The Last Best Shower by Ashley Bristowe
CBC Books | Posted: September 5, 2018 12:00 PM | Last Updated: February 28, 2019
2018 CBC Nonfiction Prize longlist
Ashley Bristowe has made the 2018 CBC Nonfiction Prize longlist for The Last Best Shower.
About Ashley
Ashley Bristowe is a writer, editor and photographer. Her work has appeared in the Globe and Mail, Maisonneuve, Swerve magazine and the South China Morning Post. She has a master's degree in international rural development planning and was a Rotary Ambassadorial Scholar to India. She has worked as a radio producer for the CBC, in documentary film, in arts granting and she was the star of the 1980s TV show Harriet's Magic Hats. She lives in Calgary, Alta.
Entry in five-ish words
Birth: not what it seems.
The story's source of inspiration
"This is an early chapter of a book-in-progress about the first three years of my son's life. After a normal pregnancy and straightforward birth, my son was diagnosed with an extraordinarily rare chromosomal syndrome. We knew something was wrong with him as soon as he got to NICU. But, initially, it looked like everything was fine. At this stage the story is still 100% about me: the aftermath of the labour, my prickly relationship with the health care system, my needs and wants and impressions. My first labour (with our daughter) was very long and terrible and I nearly died.

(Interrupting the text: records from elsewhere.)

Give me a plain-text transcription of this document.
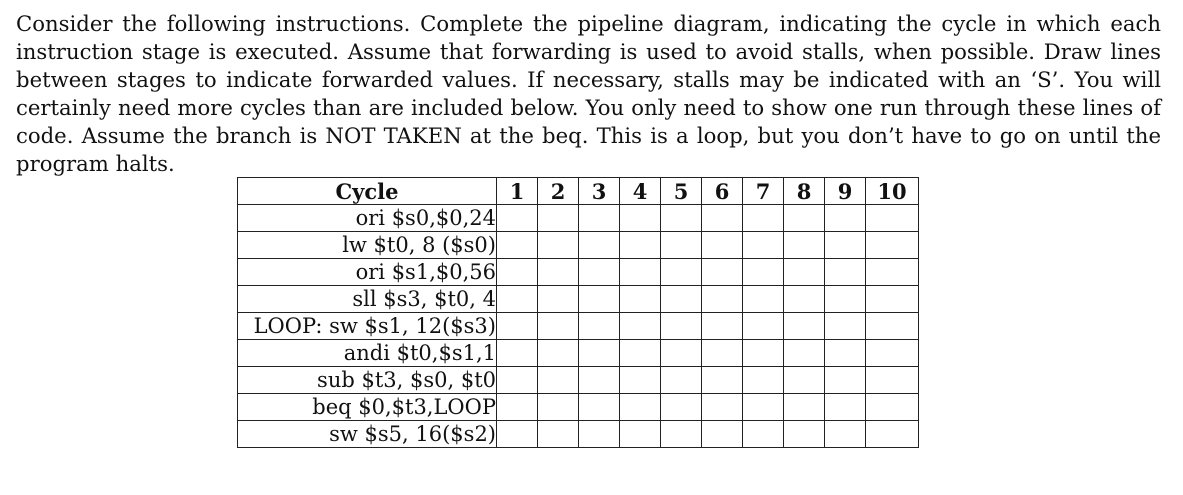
Consider the following instructions. Complete the pipeline diagram, indicating the cycle in which each instruction stage is executed. Assume that forwarding is used to avoid stalls, when possible. Draw lines between stages to indicate forwarded values. If necessary, stalls may be indicated with an ‘S’. You will certainly need more cycles than are included below. You only need to show one run through these lines of code. Assume the branch is NOT TAKEN at the beq. This is a loop, but you don’t have to go on until the program halts.

Cycle	1	2	3	4	5	6	7	8	9	10
ori $s0,$0,24										
lw $t0, 8 ($s0)										
ori $s1,$0,56										
sll $s3, $t0, 4										
LOOP: sw $s1, 12($s3)										
andi $t0,$s1,1										
sub $t3, $s0, $t0										
beq $0,$t3,LOOP										
sw $s5, 16($s2)										
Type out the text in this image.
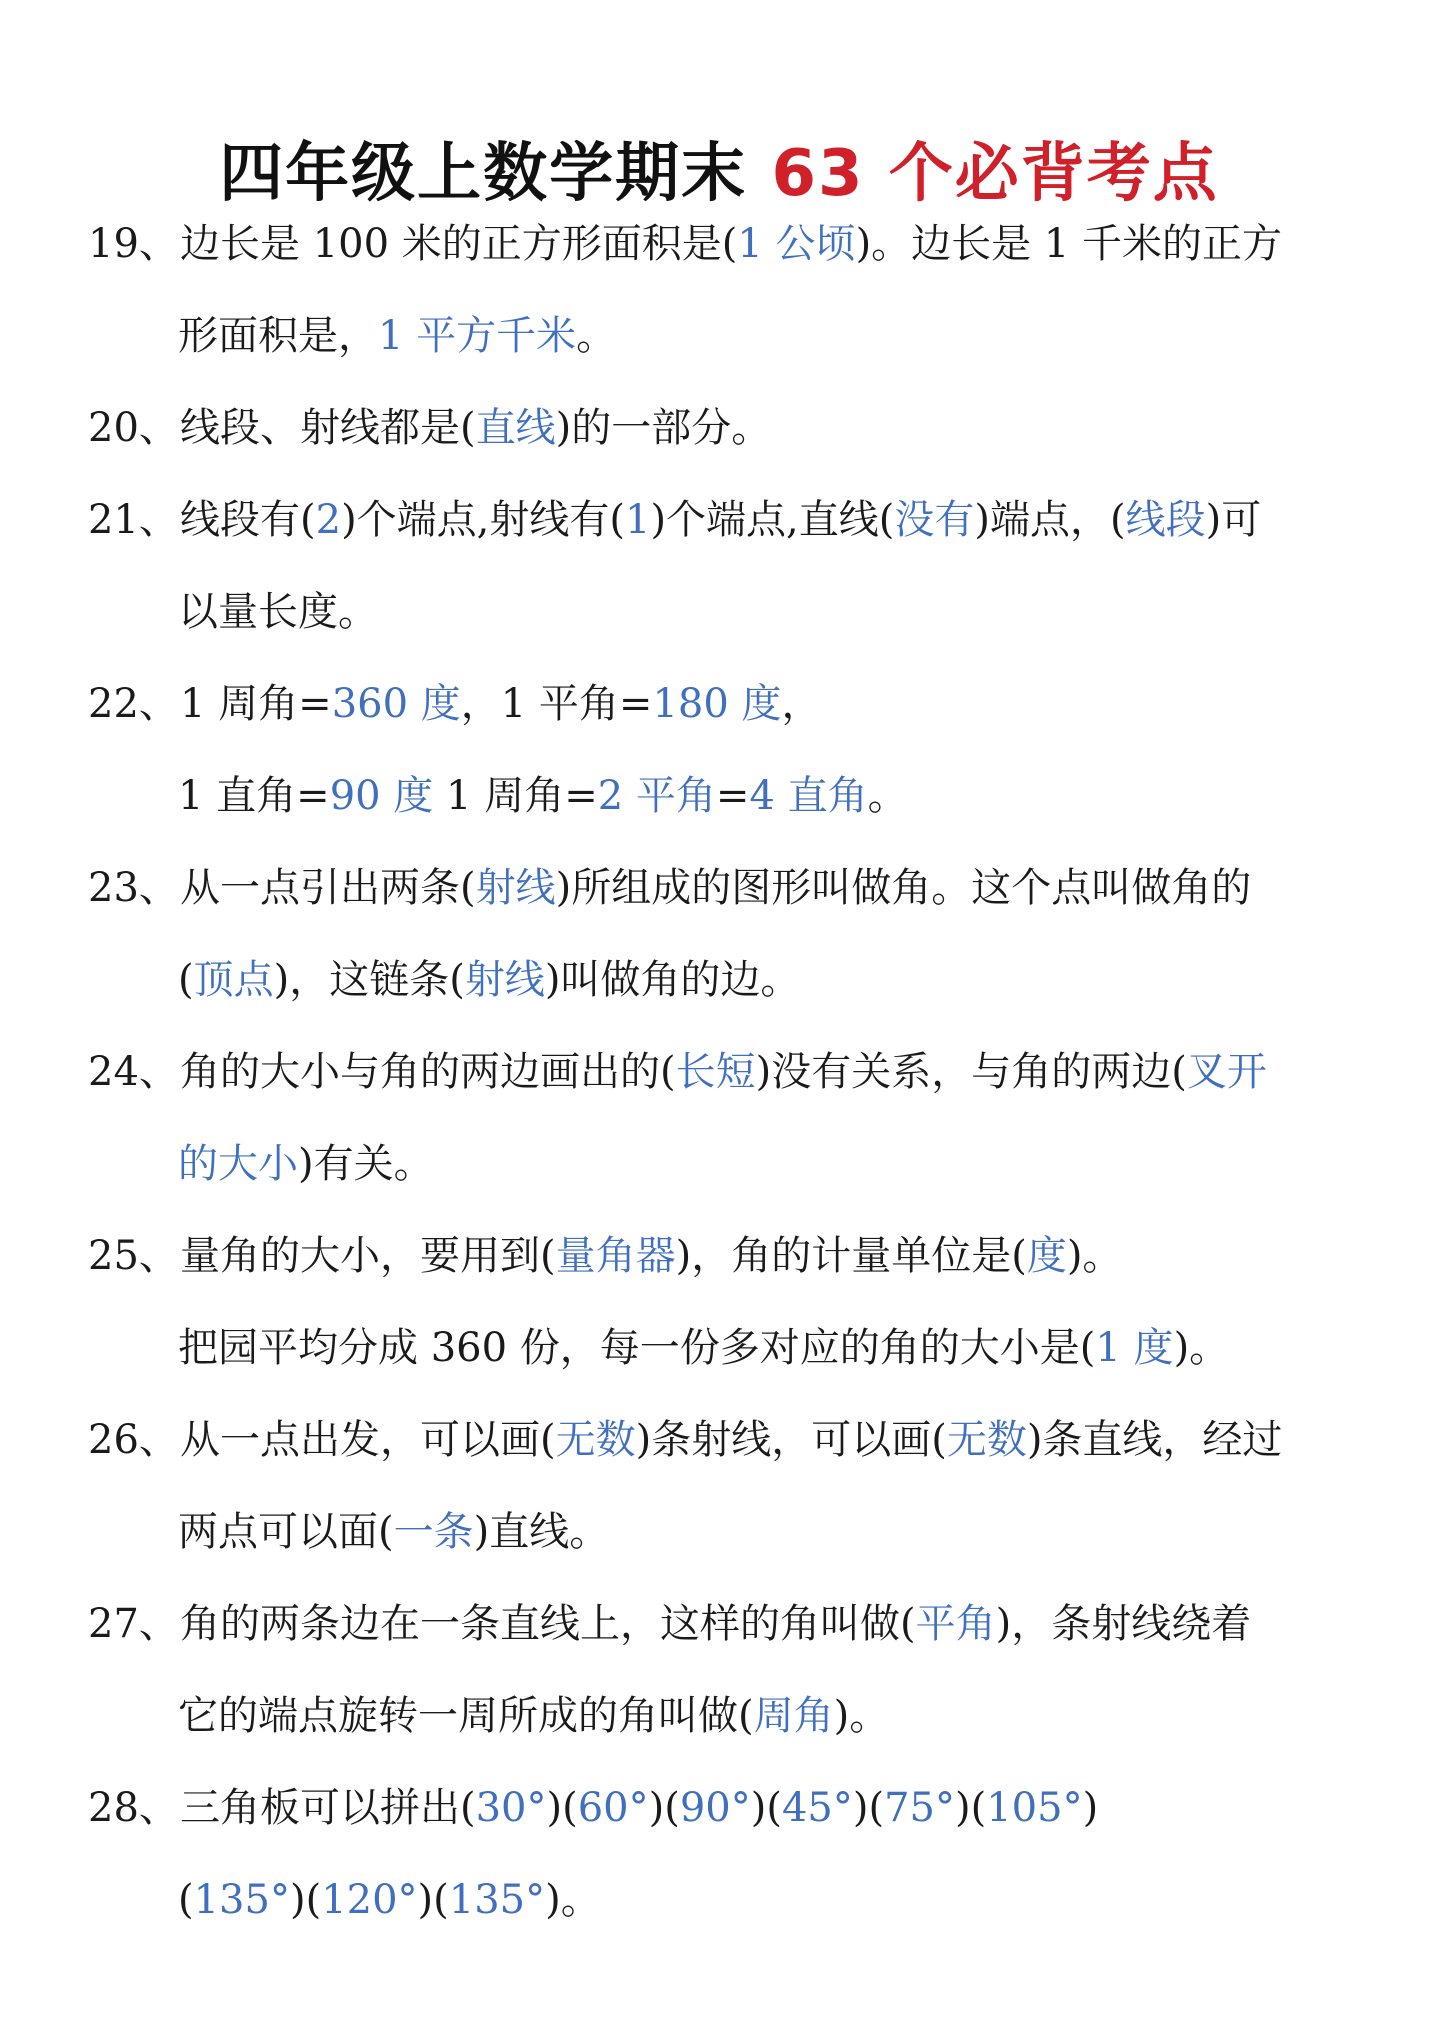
四年级上数学期末 63 个必背考点
19、边长是 100 米的正方形面积是(1 公顷)。边长是 1 千米的正方
形面积是，1 平方千米。
20、线段、射线都是(直线)的一部分。
21、线段有(2)个端点,射线有(1)个端点,直线(没有)端点，(线段)可
以量长度。
22、1 周角=360 度，1 平角=180 度，
1 直角=90 度 1 周角=2 平角=4 直角。
23、从一点引出两条(射线)所组成的图形叫做角。这个点叫做角的
(顶点)，这链条(射线)叫做角的边。
24、角的大小与角的两边画出的(长短)没有关系，与角的两边(叉开
的大小)有关。
25、量角的大小，要用到(量角器)，角的计量单位是(度)。
把园平均分成 360 份，每一份多对应的角的大小是(1 度)。
26、从一点出发，可以画(无数)条射线，可以画(无数)条直线，经过
两点可以面(一条)直线。
27、角的两条边在一条直线上，这样的角叫做(平角)，条射线绕着
它的端点旋转一周所成的角叫做(周角)。
28、三角板可以拼出(30°)(60°)(90°)(45°)(75°)(105°)
(135°)(120°)(135°)。
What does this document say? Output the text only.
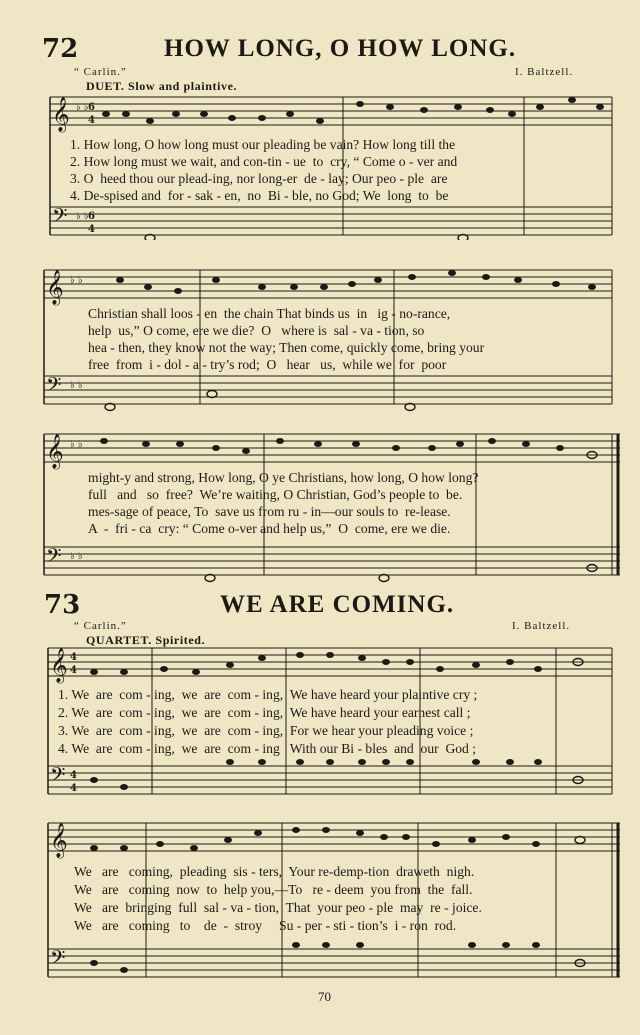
72	HOW LONG, O HOW LONG.
“ Carlin.”	I. Baltzell.
DUET. Slow and plaintive.
𝄞
𝄢
♭ ♭
♭ ♭
6
4
6
4
1. How long, O how long must our pleading be vain? How long till the
2. How long must we wait, and con-tin - ue  to  cry, “ Come o - ver and
3. O  heed thou our plead-ing, nor long-er  de - lay; Our peo - ple  are
4. De-spised and  for - sak - en,  no  Bi - ble, no God; We  long  to  be
𝄞
𝄢
♭ ♭
♭ ♭
Christian shall loos - en  the chain That binds us  in   ig - no-rance,
help  us,” O come, ere we die?  O   where is  sal - va - tion, so
hea - then, they know not the way; Then come, quickly come, bring your
free  from  i - dol - a - try’s rod;  O   hear   us,  while we  for  poor
𝄞
𝄢
♭ ♭
♭ ♭
might-y and strong, How long, O ye Christians, how long, O how long?
full   and   so  free?  We’re waiting, O Christian, God’s people to  be.
mes-sage of peace, To  save us from ru - in—our souls to  re-lease.
A  -  fri - ca  cry: “ Come o-ver and help us,”  O  come, ere we die.
73	WE ARE COMING.
“ Carlin.”	I. Baltzell.
QUARTET. Spirited.
𝄞
𝄢
4
4
4
4
1. We  are  com - ing,  we  are  com - ing,  We have heard your plaintive cry ;
2. We  are  com - ing,  we  are  com - ing,  We have heard your earnest call ;
3. We  are  com - ing,  we  are  com - ing,  For we hear your pleading voice ;
4. We  are  com - ing,  we  are  com - ing   With our Bi - bles  and  our  God ;
𝄞
𝄢
We   are   coming,  pleading  sis - ters,  Your re-demp-tion  draweth  nigh.
We   are   coming  now  to  help you,—To   re - deem  you from  the  fall.
We   are  bringing  full  sal - va - tion,  That  your peo - ple  may  re - joice.
We   are   coming   to    de  -  stroy     Su - per - sti - tion’s  i - ron  rod.
70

It took me months to recover. After this second labour, I was amazed to be standing, to be done with the pregnancy, to have survived labour again and with so much less life-and-death drama. Or so it seemed, right until that nurse appears at the end of the story: she's going to tell us that something is wrong with our son. And everything we thought we were going to do with our lives will shatter. This story shows the penultimate moments before the car crash."
First lines
"The room, full of what happened, tilting back-forth as I hitch across the floor. There are three rolling laundry baskets of sheets and towels, bloody edges flung over like in a wind, and even dripping below. How could there be that much blood there and still some in me yet."
About the 2018 CBC Nonfiction Prize
The winner of the 2018 CBC Nonfiction Prize will receive $6,000 from the Canada Council for the Arts, have their story published on CBC Books and attend a writing residency at the Banff Centre for Arts and Creativity. Four finalists will each receive $1,000 from the Canada Council for the Arts and have their story published on CBC Books.